Pour Emmanuel Macron, il n'y a pas besoin de relancer le projet de gazoduc MidCat entre la France et l'Espagne
À l'heure où les interconnexions énergétiques européennes sont plus que cruciales, Emmanuel Macron confirme qu'il ne relancera pas le projet MidCat d'interconnexion gazière entre la France et l'Espagne. Il invite ses homologues espagnols, allemands et portugais à le convaincre du contraire.
À l’heure où les interconnexions énergétiques européennes sont plus que cruciales, Emmanuel Macron confirme qu’il ne relancera pas le projet MidCat d’interconnexion gazière entre la France et l’Espagne. Il invite toutefois ses homologues espagnols, allemands et portugais à le convaincre du contraire.
En conférence de presse à l’Élysée lundi (5 septembre), faisant suite à une discussion avec le chancelier allemand Olaf Scholz, le président de la République a profité de l’attention des journalistes pour clarifier les positions communes entre Paris et Berlin.

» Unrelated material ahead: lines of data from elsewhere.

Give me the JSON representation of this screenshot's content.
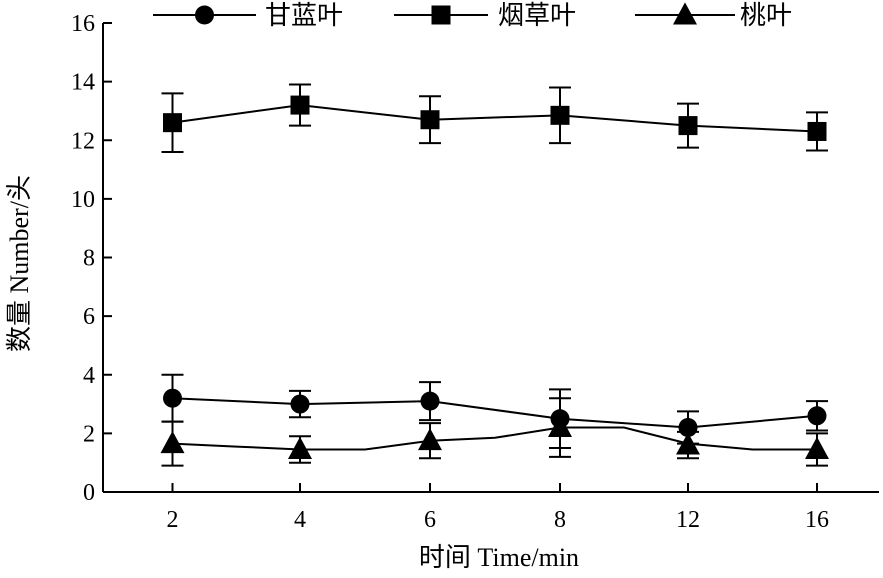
{
  "chart_data": {
    "type": "line",
    "xlabel": "时间 Time/min",
    "ylabel": "数量 Number/头",
    "categories": [
      "2",
      "4",
      "6",
      "8",
      "12",
      "16"
    ],
    "ylim": [
      0,
      16
    ],
    "yticks": [
      "0",
      "2",
      "4",
      "6",
      "8",
      "10",
      "12",
      "14",
      "16"
    ],
    "grid": false,
    "legend_position": "top",
    "series": [
      {
        "name": "甘蓝叶",
        "marker": "circle",
        "values": [
          3.2,
          3.0,
          3.1,
          2.5,
          2.2,
          2.6
        ],
        "error": [
          0.8,
          0.45,
          0.65,
          1.0,
          0.55,
          0.5
        ]
      },
      {
        "name": "烟草叶",
        "marker": "square",
        "values": [
          12.6,
          13.2,
          12.7,
          12.85,
          12.5,
          12.3
        ],
        "error": [
          1.0,
          0.7,
          0.8,
          0.95,
          0.75,
          0.65
        ]
      },
      {
        "name": "桃叶",
        "marker": "triangle",
        "values": [
          1.65,
          1.45,
          1.75,
          2.2,
          1.6,
          1.45
        ],
        "error": [
          0.75,
          0.45,
          0.6,
          1.0,
          0.45,
          0.55
        ],
        "line_values": [
          1.65,
          1.55,
          1.45,
          1.45,
          1.75,
          1.85,
          2.2,
          2.2,
          1.65,
          1.45,
          1.45
        ]
      }
    ],
    "colors": {
      "line": "#000000",
      "marker": "#000000"
    }
  }
}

De la mise en place d’un plafond sur le prix du gaz, à la construction d’une plateforme d’achat commun de gaz, Emmanuel Macron ne boude pas le micro pour signaler son entière « solidarité » avec l’Allemagne, pour l’Europe.
En revanche, côté relance du projet d’interconnexion gazière MidCat entre l’Espagne et la France farouchement soutenu par les dirigeants espagnols, portugais et allemands, le chef de l’État « ne comprend pas le problème ». Pour lui, « il n’y a pas d’évidence de besoin ».

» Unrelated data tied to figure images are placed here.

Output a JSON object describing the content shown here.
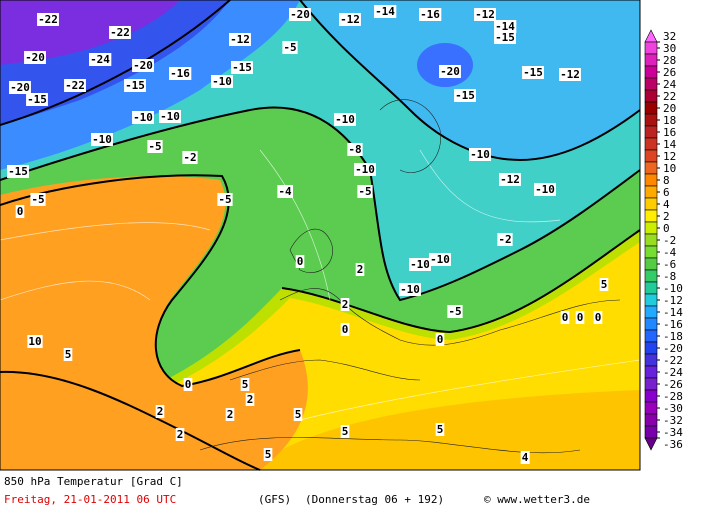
{
  "map": {
    "contour_labels": [
      -22,
      -22,
      -24,
      -20,
      -20,
      -16,
      -15,
      -20,
      -15,
      -22,
      -10,
      -10,
      -5,
      -10,
      -15,
      -15,
      -10,
      -12,
      -20,
      -5,
      -12,
      -14,
      -16,
      -12,
      -14,
      -15,
      -20,
      -15,
      -15,
      -12,
      -10,
      -8,
      -10,
      -5,
      -10,
      -12,
      -10,
      -5,
      -2,
      -10,
      -10,
      -10,
      -5,
      0,
      0,
      0,
      10,
      5,
      0,
      5,
      2,
      5,
      5,
      5,
      2,
      2,
      5,
      4,
      2,
      2,
      -4,
      -2,
      0,
      -5,
      2,
      0,
      0,
      5,
      0
    ]
  },
  "colorbar": {
    "ticks": [
      32,
      30,
      28,
      26,
      24,
      22,
      20,
      18,
      16,
      14,
      12,
      10,
      8,
      6,
      4,
      2,
      0,
      -2,
      -4,
      -6,
      -8,
      -10,
      -12,
      -14,
      -16,
      -18,
      -20,
      -22,
      -24,
      -26,
      -28,
      -30,
      -32,
      -34,
      -36
    ],
    "colors": [
      "#ff66ff",
      "#ee44dd",
      "#dd22bb",
      "#cc0099",
      "#bb0066",
      "#aa0033",
      "#990000",
      "#aa1111",
      "#bb2222",
      "#cc3322",
      "#dd4422",
      "#ee6622",
      "#ff8800",
      "#ffaa00",
      "#ffcc00",
      "#ffee00",
      "#ccee00",
      "#99dd22",
      "#77dd33",
      "#55cc44",
      "#33cc66",
      "#22cc99",
      "#22ccdd",
      "#22aaff",
      "#2288ff",
      "#2266ff",
      "#2244ee",
      "#4433dd",
      "#6622dd",
      "#7722cc",
      "#8800cc",
      "#9900bb",
      "#8800aa",
      "#7700aa",
      "#660088"
    ]
  },
  "footer": {
    "title": "850 hPa Temperatur [Grad C]",
    "date": "Freitag, 21-01-2011  06 UTC",
    "model": "(GFS)",
    "forecast": "(Donnerstag 06 + 192)",
    "source": "© www.wetter3.de"
  }
}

La situation n’est plus la même
Ce projet de gazoduc lancé en 2013 sous la présidence de François Hollande avec le soutien de la Commission européenne, se devait d’être un pont énergétique majeur entre la péninsule ibérique et le reste du continent européen, d’ordinaire mal connectés.
Mais du déboire des premières études au raccourcissement des ambitions du projet renommé South Transit East Pyrénées, et à la vue des coûts qu’il engendrait pour le maigre résultat calculé, le projet fut abandonné en 2019 par les autorités françaises.
La situation n’est plus la même aujourd’hui. La guerre en Ukraine a fait exploser les prix du gaz et, par ricochet, ceux de l’électricité du fait de la règle du marché européen de l’électricité basé sur le prix du MegaWatt-heure le plus cher de toutes les énergies, soit en ce moment, celui du gaz.
La majorité des dirigeants européens se dit d’ailleurs prête à reformer ce système. Le conseil des 27 ministres de l’Énergie européen attendu vendredi prochain (9 septembre) devrait apporter des réponses.
Ainsi, pour atténuer en partie les effets prévus de la crise énergétique, les besoins d’une interconnexion se font ressentir. Mais si Emmanuel Macron assure que « la France soutient les interconnexions énergétiques en Europe », il ajoute qu’il ne soutiendra que « celles qui ont du sens ».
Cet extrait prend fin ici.